As NF-κB activity is known to necessitate translocation to the nucleus, we examined the cell distribution of NF-κB within the three types of cells after transfection with β-catenin siRNA by immunofluorescence. As is shown in Figure 5c, siRNA-treated cells exhibited an increase of NF-κB staining in the nucleus with a number of cells showing its nuclear accumulation, not observed in control cells. These data are in favor of NF-κB activation in knock down β-catenin cells. Therefore, our results suggest that NF-κB can cooperate with β-catenin in the regulation of the uPA/uPAR system.
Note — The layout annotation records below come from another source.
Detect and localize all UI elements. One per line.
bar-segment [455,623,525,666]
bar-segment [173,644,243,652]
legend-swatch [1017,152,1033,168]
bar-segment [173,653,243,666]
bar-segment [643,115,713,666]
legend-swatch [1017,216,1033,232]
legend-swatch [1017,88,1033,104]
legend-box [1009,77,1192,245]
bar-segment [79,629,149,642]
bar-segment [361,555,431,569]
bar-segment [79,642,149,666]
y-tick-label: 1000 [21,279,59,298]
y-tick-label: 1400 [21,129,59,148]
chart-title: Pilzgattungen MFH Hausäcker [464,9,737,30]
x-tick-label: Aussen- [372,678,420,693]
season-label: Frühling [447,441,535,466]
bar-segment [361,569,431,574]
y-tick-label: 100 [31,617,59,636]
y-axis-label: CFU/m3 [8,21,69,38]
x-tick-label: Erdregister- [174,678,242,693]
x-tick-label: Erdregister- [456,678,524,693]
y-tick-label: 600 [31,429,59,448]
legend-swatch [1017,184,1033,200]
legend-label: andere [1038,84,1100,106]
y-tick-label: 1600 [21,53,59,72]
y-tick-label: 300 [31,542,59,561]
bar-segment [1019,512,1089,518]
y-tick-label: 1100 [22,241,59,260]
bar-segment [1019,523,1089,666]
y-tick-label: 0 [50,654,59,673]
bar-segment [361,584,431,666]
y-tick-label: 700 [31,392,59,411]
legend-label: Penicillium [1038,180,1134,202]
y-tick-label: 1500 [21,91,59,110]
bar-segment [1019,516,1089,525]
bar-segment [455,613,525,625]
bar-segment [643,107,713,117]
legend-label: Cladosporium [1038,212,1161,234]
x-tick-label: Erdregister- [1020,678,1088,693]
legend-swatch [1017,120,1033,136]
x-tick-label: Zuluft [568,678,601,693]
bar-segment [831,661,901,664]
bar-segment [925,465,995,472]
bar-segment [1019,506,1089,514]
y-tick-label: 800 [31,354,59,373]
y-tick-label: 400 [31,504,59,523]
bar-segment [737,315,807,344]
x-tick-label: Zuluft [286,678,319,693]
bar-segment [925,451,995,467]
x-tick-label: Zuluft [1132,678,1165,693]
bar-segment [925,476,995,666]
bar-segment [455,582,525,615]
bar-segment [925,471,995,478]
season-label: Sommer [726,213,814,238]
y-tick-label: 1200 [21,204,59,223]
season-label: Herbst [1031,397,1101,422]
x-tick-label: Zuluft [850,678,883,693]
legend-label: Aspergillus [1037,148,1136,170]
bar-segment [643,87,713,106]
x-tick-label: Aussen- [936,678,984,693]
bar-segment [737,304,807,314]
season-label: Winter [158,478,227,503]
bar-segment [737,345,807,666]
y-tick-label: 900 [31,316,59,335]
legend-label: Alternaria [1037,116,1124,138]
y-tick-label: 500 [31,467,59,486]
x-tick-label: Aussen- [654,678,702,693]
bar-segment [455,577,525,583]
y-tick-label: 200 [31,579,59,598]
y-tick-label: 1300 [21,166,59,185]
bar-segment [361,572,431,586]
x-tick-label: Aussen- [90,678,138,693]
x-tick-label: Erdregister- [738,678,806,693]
Next, we sought to determine whether the stabilization and accumulation of the β-catenin protein using LiCl, a well-known GSK-3β inhibitor,26, 27 had a regulatory effect on uPA/uPAR system expression. LiCl (10–50 μM) induced a concentration-dependent accumulation of the β-catenin protein in all three cell lines (Fig. 6a). According to these results, MDA-MB-231, MCF-7 and SW480 tumor cells were treated with optimal concentrations of LiCl: 50 μM for MCF-7 and MDA-MB-231 cells and 10 μM for SW480 cells. As shown in Figure 6b, treatment with optimal concentrations of LiCl causes a statistically significant decrease in uPA and uPAR expression levels in the three LiCl-treated cell lines compared to untreated cells, of 33 and 52% for MCF-7 cells, 78 and 60% for MDA-MB-231 cells and 56 and 83% for SW480 cells, respectively. As our results suggest that NF-κB cooperates with β-catenin in the regulation of the uPA/uPAR system, we investigated the effect of SN50 on LiCl-treated cells. We observed no significant difference in uPA, uPAR and PAI-1 mRNA expression levels between cells treated with LiCl alone or with LiCl and SN50 (Fig. 6b). Similarly, no variation of uPA protein levels was observed between cells treated with LiCl and cells treated with LiCl and SN50 (Fig. 6c). These results confirm the involvement of NF-κB in the regulation of the uPA/uPAR system by β-catenin.

Expression vectors β-catenin/Tcf-4 transient transfection was used as an alternative approach to overexpress stable β-catenin. Similarly to LiCl treatment, uPA, uPAR and PAI-1 expressions decreased in MCF-7, MDA-MB-231 and SW480 β-catenin/Tcf-4-transfected cells (Fig. 6c).